Kiekko.tk
- Website type: Online game
- Available in: Finnish, English language
- Owner: Jouko Pynnönen Mikko Pynnönen
- Website: kiekko.tk
- Registration: Optional
- Launched: 2004
- Current status: Active

= Kiekko.tk =

2004 video game

Kiekko.tk is a java-based ice hockey game, which has over 31,000 registered accounts (a majority of them are Finnish). The game is developed by Jouko and Mikko Pynnönen. The game is free to play, but some features such as starting a team have to be paid for with either SMS-messages, Credit card or Phone call.

== History ==
Kiekko.tk started in the beginning of 2004 as a simple java-applet, which did not have a registration feature and only 10 players were able to play the game at the same time.

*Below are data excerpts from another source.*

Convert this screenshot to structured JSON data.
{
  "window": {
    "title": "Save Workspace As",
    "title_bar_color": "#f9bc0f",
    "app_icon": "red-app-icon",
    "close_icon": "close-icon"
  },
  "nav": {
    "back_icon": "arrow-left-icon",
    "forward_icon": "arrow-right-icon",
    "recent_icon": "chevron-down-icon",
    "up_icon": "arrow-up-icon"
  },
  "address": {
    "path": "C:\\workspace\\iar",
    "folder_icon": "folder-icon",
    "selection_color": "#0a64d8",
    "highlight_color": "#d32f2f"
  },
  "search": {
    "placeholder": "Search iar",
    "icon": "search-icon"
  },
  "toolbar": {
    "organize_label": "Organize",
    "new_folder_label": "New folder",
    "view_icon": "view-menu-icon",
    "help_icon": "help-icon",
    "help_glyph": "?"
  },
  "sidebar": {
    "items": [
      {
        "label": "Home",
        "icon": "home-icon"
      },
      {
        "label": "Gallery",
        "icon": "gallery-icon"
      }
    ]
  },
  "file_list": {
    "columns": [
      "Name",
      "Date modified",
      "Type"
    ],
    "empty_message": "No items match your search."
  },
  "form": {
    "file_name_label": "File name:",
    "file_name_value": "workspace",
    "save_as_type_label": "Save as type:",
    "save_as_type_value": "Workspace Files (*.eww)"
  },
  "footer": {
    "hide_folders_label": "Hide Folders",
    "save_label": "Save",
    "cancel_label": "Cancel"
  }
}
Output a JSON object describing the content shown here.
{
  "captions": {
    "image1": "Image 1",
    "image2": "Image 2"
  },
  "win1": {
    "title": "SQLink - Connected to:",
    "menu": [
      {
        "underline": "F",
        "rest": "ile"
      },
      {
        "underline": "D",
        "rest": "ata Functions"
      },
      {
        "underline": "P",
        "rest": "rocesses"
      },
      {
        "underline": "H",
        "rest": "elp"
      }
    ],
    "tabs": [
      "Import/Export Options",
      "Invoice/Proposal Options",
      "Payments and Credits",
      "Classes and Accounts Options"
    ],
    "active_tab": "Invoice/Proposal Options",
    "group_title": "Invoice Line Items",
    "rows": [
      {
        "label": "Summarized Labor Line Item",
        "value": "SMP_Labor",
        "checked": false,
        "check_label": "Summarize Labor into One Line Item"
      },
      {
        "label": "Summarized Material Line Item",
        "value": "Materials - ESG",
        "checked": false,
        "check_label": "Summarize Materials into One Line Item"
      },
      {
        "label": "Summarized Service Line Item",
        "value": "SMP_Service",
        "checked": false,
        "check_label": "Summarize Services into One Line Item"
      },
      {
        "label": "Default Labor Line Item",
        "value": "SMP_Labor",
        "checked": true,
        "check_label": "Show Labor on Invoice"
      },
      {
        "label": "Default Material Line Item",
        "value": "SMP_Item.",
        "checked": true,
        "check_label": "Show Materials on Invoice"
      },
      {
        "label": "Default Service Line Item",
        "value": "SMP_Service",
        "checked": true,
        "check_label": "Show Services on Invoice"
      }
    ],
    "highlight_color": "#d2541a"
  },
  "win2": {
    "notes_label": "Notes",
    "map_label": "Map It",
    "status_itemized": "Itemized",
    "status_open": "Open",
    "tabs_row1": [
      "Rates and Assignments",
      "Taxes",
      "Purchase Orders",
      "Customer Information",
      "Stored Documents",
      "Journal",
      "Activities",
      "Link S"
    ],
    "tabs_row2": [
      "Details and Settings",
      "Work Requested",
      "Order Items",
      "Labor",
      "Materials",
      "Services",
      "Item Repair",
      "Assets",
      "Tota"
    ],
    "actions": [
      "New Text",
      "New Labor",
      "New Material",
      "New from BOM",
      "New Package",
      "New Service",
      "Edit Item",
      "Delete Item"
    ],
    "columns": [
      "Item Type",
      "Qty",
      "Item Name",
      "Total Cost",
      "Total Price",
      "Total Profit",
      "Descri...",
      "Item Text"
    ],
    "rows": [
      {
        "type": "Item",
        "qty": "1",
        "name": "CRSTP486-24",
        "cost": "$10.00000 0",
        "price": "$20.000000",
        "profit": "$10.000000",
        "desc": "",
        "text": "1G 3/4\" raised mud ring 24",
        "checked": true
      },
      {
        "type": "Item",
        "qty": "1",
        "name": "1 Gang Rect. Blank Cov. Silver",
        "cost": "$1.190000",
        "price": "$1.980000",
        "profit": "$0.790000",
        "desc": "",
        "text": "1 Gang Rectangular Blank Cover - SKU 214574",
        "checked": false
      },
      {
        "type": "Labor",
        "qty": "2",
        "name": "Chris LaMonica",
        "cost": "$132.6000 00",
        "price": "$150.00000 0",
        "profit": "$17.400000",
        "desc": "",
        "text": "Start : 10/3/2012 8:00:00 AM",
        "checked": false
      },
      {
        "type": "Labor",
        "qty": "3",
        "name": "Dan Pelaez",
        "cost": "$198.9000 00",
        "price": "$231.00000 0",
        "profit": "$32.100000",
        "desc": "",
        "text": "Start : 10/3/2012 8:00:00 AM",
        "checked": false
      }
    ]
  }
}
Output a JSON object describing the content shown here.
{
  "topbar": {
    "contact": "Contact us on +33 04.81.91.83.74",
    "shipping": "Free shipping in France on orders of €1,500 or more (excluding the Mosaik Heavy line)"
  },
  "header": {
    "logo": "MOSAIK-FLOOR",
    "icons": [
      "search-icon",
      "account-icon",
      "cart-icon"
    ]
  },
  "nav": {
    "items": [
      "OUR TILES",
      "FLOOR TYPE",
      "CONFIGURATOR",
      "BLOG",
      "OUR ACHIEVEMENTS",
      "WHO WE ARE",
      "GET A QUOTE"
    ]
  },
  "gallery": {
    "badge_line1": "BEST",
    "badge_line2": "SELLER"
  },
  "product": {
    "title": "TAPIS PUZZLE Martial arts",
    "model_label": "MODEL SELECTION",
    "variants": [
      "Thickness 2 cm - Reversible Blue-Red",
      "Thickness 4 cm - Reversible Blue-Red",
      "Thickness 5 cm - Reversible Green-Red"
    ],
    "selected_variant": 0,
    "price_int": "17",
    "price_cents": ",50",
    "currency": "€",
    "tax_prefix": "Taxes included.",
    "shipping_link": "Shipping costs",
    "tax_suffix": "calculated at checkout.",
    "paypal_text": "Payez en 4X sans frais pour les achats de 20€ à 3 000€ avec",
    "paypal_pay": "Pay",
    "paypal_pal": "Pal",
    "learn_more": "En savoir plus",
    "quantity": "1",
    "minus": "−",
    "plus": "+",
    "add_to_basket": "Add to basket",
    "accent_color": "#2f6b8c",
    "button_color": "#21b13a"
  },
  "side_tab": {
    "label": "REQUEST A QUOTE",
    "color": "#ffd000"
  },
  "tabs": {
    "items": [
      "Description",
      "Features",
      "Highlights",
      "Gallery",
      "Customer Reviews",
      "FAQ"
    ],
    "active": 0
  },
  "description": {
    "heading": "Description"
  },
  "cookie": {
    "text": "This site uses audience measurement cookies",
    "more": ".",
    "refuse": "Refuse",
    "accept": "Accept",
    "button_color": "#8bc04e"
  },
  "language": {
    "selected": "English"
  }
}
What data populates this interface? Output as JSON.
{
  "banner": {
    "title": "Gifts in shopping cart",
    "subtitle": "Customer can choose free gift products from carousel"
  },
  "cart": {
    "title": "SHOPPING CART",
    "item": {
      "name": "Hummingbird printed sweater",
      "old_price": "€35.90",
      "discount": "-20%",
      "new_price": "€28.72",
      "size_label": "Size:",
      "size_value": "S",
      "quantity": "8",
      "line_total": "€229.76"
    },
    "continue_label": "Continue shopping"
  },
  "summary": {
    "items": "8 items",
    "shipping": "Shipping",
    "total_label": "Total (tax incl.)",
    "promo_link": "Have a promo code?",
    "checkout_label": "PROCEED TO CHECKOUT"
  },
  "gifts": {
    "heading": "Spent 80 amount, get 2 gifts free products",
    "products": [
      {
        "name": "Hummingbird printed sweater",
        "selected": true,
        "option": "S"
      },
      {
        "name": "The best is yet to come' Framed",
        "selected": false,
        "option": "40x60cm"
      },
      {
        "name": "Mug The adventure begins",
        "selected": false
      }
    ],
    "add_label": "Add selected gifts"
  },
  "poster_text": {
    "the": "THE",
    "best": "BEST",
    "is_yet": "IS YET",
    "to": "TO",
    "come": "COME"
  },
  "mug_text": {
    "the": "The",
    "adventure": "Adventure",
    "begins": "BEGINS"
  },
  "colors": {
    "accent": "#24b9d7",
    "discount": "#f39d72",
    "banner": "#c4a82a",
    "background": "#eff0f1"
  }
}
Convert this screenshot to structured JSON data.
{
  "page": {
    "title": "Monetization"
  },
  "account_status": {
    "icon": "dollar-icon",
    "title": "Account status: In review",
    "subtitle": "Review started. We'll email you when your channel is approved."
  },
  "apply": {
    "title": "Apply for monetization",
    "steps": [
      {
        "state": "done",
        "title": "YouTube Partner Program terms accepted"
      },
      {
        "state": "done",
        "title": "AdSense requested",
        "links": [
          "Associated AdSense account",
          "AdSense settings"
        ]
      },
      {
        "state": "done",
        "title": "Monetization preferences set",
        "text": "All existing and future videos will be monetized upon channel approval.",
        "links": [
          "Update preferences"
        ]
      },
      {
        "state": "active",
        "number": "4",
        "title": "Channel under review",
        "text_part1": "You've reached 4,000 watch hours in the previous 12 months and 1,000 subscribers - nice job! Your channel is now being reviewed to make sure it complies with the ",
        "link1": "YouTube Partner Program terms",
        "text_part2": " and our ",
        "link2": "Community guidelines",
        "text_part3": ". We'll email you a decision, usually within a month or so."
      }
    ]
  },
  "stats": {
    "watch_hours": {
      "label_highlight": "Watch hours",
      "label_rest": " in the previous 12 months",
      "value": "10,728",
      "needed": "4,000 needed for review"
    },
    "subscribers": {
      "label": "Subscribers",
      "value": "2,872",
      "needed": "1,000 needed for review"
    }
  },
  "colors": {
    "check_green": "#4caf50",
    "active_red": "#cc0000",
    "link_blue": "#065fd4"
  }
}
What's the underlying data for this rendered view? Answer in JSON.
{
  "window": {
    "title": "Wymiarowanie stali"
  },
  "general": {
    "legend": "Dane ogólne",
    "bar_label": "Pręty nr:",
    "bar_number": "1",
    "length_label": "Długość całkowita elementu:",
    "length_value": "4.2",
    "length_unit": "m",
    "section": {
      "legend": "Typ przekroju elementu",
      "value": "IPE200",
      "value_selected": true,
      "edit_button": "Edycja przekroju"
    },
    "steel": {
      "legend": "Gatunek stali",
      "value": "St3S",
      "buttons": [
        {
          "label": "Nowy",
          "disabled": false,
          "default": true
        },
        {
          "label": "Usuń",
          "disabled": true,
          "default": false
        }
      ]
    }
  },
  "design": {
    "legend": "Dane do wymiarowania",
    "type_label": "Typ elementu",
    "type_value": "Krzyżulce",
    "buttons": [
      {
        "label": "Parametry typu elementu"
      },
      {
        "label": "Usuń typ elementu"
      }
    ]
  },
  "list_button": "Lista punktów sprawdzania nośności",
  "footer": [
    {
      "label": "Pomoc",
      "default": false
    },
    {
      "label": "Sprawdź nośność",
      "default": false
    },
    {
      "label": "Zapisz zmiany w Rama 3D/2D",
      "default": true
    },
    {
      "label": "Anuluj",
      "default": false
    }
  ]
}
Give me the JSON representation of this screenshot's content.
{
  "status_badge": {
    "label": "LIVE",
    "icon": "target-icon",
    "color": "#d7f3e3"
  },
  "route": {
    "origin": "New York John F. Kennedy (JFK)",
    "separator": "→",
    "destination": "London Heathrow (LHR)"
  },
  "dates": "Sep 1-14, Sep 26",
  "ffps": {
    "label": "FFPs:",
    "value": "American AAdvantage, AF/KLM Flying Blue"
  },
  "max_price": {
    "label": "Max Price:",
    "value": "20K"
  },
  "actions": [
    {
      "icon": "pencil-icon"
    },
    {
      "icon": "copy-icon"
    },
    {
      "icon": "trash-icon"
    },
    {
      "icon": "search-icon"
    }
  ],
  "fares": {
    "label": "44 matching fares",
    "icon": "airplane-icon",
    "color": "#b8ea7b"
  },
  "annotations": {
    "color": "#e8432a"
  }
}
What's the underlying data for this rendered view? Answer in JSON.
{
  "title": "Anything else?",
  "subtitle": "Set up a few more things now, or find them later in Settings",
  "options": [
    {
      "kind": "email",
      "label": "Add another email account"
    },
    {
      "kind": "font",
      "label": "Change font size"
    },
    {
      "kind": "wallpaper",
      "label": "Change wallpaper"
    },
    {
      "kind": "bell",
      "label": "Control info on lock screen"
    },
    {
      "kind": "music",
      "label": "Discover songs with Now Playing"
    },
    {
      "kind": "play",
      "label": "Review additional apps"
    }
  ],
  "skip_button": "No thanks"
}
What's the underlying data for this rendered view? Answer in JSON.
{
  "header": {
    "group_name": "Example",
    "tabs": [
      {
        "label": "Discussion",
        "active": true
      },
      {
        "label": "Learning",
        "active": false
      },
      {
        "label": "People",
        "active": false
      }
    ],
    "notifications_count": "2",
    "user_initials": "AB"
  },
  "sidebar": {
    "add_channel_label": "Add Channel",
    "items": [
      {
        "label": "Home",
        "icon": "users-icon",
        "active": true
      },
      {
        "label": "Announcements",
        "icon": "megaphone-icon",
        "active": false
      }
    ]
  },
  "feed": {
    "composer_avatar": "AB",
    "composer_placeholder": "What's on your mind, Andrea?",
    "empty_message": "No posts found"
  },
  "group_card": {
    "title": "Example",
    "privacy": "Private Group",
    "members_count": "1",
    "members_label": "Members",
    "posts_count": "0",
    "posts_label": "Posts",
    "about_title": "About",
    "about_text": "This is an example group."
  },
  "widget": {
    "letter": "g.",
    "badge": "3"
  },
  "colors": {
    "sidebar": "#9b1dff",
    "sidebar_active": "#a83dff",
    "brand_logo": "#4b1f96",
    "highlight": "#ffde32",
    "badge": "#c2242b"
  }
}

Graphics were primitive; players were Smileys (also known as a "smiley version"), the puck was square, and the hockey rink's entries pretty rough. The game has been developed due to its number of active players. Next a list of the most important features:

- user registration, 08.04.2004
- saved statistics (goals and assists)
- human type characters
- exact hockey rink's dimensions and improved graphics
- creating a team, 21.04.2004
- VIP-usership and SMS system, summer 2004
- saved goal replays, October 2004
- hooking and penalties, September 2006
- experience'o'meter, August 2007
- auto-play rooms, September 2007
- revised website's outlook, October 2007
- switching arena's seat's colors, December 2007
- spectator's graphic outlook revise, December 2007
- separate ranking points for every game format (3vs3, 4vs4, 5vs5), May 2008
- optional attribute points for games and experimental rooms, October 2008
- new graphic pack, October 2011
- ranking points only from team autoplays, April 2012

== Gameplay ==
Every player takes control of one player in the rink. The player is controlled by a mouse. Goalies cannot be controlled, as they are computer controlled. To practice, players can join training rooms where players are allowed to leave the rink whenever they see fit. Players can also join a team and play team matches. Players are able to spectate these matches as well as training matches. By clicking and holding the left mouse button, the puck can be passed or shot. By clicking the right mouse button, an automatic pass is sent to a teammate closest to the cursor the moment the right mouse button is released. To increase the competition of the game, members have organised leagues.

== Rankings ==
There are four rankings in Kiekko.tk. Novice, Amateur, Pro, and Elite. Members are given these rankings based on the number of hours played. Members who have played under four hours are novices. The other rankings go as follows:
- 10% Elite
- 30% Pro
- 30% Amateur
- 30% Novice

== Moderators ==
Moderators are assigned to ensure that members behave and play the game in a decent manner. Members failing to comply with the Kiekko regulations can be muted by them. Regular members are able to report members using the following command: /report *nickname* *reason of report*

== Technology ==
- Game server, server-side code was written in C language (compiler GCC).
- Web-interface was developed with dynamic content development system called CWS, which combines the flexibility of JSP- and ASP-like tags with the power and sophisticated features of C++, supports FastCGI.
- MySQL-database
- A piece of middleware written in Perl, working as the glue between the game server and the database.
- The game Applet is written in Java and is developed with J2SE1.4.2.